Observation of a huge polaron gyrotropic response near room temperature in manganite thin films.

Magnetic materials induce rotation and ellipticity in the polarization of light. This phenomenon is exploited, e.g., to control the flux of light along optical fibers. In the pursuit for increased magneto-optic responses, strategies so far have been based on photonic or plasmonic effects. Here we uncover a novel physical mechanism by which the gyrotropic activity is hugely enhanced around the Curie temperature in optimally doped ferromagnetic manganites.
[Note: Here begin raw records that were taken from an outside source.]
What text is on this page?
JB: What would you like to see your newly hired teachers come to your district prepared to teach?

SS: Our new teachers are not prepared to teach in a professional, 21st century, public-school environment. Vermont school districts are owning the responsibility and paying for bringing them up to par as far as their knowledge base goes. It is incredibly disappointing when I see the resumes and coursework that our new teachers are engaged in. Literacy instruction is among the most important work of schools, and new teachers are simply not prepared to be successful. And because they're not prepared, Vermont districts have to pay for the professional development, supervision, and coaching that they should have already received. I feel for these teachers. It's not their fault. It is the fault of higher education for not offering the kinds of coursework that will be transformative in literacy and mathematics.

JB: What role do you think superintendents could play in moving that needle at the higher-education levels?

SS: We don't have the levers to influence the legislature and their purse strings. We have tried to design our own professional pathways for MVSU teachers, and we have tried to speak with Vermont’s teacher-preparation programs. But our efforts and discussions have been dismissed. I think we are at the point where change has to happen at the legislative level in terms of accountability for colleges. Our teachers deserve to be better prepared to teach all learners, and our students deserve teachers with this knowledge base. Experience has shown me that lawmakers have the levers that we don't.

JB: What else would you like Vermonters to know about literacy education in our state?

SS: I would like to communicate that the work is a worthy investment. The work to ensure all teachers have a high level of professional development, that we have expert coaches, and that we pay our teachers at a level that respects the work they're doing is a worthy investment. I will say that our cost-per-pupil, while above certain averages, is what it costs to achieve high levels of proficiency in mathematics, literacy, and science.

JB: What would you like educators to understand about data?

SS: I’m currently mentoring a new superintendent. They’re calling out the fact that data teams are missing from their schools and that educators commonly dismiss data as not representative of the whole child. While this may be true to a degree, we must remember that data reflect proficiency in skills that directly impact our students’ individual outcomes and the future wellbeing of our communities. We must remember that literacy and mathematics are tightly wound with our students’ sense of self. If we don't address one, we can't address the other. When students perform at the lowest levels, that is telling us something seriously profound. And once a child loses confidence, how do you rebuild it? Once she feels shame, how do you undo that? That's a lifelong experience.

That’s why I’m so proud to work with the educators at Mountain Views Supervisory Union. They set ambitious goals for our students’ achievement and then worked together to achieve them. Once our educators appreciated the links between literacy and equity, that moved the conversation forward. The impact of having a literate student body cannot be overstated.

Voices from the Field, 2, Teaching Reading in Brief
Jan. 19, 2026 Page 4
This phenomenon is observed only for a narrow range of wavelengths and temperatures and is strongly dependent on the angle of incidence and polarization. We understand such an outstanding response as the result of the interplay between Jahn-Teller distortions and spin-orbit coupling in narrow-band manganites. The showcased material is La$_{\mathrm{2/3}}$Ca$_{\mathrm{1/3}}$MnO$_{\mathrm{3}}$, for which the extraordinary gyrotropic response is seen near room temperature. This raises the possibility of optimizing the stoichiometric composition to drive the effect to higher temperatures. The observed phenomenon gives an added functionality --unseen previously in any manganite or other magnetic oxides-- and puts a new perspective on the use of these materials for optical data storage and retrieval.